An immense sadness washed over me.

I flopped onto my couch and pressed my fingertips to my temples. I didn’t have a headache—it’s physiologically impossible for a vampire to have a headache—but I could almost swear it was on its way.

That’s why I jumped a foot and a half when the goddamn black bird that had taken up residence outside my front window started squawking like the disease-infested winged rodent that it was. I rolled last week’s copy of US Weekly into a narrow tube, flattened myself against the wall, then slammed the magazine against the glass, willing the stupid bird to exit once and for all. I didn’t have the nerve to look.

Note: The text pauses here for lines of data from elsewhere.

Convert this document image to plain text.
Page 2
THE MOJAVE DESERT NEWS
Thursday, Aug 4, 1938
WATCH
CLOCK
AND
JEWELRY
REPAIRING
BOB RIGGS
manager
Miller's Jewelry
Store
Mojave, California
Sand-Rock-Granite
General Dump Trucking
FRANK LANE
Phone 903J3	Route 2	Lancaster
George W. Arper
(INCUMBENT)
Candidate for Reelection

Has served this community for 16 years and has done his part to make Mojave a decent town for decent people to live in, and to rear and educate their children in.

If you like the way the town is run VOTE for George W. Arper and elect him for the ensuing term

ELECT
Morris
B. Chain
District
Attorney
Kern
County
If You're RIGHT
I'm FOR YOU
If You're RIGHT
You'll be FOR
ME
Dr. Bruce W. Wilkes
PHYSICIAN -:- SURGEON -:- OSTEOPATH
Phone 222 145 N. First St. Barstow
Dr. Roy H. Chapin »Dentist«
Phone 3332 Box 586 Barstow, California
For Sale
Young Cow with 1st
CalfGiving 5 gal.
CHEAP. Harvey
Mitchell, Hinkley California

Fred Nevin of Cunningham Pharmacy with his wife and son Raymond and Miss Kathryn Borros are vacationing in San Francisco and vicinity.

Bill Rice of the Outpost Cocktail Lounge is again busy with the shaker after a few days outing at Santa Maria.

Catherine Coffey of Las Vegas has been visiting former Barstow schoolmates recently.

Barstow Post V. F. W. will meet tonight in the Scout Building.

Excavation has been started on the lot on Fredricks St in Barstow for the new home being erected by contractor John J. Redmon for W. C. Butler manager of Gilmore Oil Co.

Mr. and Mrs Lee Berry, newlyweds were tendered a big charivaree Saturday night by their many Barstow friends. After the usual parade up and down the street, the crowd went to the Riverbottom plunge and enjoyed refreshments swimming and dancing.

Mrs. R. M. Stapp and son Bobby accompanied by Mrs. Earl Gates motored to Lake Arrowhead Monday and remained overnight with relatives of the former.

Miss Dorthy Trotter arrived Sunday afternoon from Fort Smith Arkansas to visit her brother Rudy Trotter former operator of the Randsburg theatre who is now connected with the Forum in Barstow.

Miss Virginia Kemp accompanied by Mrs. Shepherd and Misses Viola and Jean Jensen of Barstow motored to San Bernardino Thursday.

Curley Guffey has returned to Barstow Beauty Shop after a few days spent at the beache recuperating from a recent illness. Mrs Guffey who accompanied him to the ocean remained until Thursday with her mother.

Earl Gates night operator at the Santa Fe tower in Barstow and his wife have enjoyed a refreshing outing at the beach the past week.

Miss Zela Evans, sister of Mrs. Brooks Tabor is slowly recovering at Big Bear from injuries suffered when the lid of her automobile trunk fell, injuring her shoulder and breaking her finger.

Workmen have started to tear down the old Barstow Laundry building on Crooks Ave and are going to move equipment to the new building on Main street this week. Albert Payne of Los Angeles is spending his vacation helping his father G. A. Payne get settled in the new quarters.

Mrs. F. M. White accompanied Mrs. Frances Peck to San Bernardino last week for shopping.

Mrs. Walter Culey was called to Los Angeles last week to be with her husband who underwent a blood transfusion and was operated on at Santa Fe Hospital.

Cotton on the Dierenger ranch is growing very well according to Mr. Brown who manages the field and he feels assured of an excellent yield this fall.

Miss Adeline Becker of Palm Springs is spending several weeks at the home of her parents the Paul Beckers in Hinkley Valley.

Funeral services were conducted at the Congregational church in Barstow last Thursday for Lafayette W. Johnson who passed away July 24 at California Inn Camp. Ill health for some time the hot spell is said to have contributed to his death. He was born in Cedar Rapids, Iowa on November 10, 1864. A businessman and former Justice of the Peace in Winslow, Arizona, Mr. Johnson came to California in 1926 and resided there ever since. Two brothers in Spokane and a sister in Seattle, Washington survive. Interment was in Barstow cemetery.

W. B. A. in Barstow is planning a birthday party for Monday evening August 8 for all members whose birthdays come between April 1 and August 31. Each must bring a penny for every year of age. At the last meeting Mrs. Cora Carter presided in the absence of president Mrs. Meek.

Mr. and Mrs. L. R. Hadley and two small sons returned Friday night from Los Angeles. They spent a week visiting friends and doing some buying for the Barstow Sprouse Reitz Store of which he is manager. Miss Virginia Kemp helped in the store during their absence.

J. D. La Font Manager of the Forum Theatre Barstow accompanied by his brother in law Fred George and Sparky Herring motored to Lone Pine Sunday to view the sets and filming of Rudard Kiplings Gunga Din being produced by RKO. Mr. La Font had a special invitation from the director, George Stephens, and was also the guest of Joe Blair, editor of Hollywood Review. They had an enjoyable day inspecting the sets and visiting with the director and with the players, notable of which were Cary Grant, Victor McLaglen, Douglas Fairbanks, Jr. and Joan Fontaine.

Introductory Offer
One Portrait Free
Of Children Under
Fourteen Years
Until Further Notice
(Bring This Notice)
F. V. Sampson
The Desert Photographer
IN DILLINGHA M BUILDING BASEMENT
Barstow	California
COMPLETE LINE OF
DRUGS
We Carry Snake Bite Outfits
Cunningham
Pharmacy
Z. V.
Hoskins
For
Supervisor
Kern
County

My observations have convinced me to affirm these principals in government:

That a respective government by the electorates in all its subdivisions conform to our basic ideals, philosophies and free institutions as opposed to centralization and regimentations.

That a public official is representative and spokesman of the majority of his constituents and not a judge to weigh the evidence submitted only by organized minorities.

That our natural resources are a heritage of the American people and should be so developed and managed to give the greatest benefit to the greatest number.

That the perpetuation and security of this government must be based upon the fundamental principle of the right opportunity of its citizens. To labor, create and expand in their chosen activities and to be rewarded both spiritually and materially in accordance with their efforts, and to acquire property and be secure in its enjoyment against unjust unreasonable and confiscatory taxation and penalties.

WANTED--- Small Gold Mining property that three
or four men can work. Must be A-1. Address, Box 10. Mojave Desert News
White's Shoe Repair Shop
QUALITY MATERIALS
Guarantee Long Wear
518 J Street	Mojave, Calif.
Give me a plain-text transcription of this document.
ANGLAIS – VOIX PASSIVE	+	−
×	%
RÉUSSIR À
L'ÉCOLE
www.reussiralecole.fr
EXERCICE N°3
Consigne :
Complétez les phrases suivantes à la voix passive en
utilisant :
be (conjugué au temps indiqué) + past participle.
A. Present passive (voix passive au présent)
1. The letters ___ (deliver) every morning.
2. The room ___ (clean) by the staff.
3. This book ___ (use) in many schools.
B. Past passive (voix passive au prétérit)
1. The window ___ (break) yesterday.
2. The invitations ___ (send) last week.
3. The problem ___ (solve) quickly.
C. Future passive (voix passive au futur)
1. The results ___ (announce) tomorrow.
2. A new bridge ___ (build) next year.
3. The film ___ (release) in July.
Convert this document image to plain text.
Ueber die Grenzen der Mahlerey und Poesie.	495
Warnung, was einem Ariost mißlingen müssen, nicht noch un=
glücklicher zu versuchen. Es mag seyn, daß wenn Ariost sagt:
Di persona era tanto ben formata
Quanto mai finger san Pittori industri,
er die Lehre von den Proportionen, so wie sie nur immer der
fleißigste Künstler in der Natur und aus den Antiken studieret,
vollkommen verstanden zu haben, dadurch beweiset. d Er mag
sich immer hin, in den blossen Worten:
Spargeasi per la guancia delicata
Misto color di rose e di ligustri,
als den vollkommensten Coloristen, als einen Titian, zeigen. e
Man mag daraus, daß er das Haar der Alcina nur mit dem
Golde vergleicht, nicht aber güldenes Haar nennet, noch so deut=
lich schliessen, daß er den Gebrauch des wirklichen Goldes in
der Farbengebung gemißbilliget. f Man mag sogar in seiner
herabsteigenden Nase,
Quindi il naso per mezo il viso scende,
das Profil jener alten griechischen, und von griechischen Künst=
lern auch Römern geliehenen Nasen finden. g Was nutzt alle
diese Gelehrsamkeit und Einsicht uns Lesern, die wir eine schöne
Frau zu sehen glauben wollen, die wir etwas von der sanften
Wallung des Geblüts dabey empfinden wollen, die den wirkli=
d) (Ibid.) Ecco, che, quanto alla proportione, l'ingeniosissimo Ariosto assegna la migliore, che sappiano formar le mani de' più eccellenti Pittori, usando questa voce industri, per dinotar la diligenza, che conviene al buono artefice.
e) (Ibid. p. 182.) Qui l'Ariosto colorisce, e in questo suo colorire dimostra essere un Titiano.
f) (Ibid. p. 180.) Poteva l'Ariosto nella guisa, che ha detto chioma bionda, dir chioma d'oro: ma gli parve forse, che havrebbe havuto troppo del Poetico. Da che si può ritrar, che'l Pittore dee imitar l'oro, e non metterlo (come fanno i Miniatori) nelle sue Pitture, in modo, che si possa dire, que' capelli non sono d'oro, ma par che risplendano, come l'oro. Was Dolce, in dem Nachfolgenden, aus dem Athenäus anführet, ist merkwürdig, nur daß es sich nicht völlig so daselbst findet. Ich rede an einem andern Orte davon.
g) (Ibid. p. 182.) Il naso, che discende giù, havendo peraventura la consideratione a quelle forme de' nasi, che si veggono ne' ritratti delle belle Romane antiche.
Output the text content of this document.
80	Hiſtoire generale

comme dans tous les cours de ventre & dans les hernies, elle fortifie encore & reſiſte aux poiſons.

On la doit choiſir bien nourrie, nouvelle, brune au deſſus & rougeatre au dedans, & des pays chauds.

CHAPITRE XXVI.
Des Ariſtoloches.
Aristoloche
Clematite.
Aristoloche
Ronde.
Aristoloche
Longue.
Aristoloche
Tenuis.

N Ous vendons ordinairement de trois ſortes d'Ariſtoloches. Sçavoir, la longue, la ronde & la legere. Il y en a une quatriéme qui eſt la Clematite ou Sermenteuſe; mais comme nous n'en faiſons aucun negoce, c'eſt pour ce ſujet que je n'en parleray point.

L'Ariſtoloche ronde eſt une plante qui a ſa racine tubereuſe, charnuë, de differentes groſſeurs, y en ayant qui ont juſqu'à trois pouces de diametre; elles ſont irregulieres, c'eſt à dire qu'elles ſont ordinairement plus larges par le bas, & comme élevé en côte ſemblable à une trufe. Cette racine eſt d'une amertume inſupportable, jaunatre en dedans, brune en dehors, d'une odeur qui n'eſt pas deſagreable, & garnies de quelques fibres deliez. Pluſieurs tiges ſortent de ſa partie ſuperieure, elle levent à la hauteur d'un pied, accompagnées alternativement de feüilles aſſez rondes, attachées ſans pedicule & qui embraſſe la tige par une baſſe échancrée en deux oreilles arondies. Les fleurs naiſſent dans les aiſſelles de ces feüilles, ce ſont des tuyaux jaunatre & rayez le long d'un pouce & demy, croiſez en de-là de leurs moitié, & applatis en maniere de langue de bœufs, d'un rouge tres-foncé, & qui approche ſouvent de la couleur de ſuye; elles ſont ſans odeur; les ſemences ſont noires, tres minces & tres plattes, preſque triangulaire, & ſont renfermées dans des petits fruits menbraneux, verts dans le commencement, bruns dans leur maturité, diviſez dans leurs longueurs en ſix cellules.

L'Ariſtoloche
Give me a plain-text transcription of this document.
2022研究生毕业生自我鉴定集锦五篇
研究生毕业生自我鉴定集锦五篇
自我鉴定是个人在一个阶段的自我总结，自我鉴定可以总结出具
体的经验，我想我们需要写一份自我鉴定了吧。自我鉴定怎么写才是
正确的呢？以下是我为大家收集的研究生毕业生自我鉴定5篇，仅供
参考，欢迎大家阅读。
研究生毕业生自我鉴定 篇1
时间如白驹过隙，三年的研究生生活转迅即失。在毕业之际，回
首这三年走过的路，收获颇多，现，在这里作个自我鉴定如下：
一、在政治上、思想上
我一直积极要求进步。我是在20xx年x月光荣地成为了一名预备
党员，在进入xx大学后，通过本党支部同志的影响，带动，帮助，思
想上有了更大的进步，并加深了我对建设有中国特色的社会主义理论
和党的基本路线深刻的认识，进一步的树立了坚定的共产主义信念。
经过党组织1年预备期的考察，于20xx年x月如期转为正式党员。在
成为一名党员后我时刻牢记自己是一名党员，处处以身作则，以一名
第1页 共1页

It’s not that I’m afraid of birds. Hello? I’m a vampire. I’m afraid of nothing! Except maybe sunlight, shoulder pads, and the very real idea that neon and side ponytails are coming back into fashion. But birds? No. They just disgust me. With their beady eyes and their mean, pointy beaks, and those wings. Disease is carried on those wings, I just know it. So the fact that this, this—monster—had the gall to pace my windowsill on a very regular basis, squawking and clawing and generally just making a nuisance of itself, bothered me to no end.

Seriously, I was considering renting a cat.

When a good minute—a silent, non–wing-beating or squawking minute—passed, I took a two-inch step forward and peered around the window molding, an indescribable relief washing over me when all I saw beyond the clear window glass were a few cabs inching along the street and a woman berating a parking meter.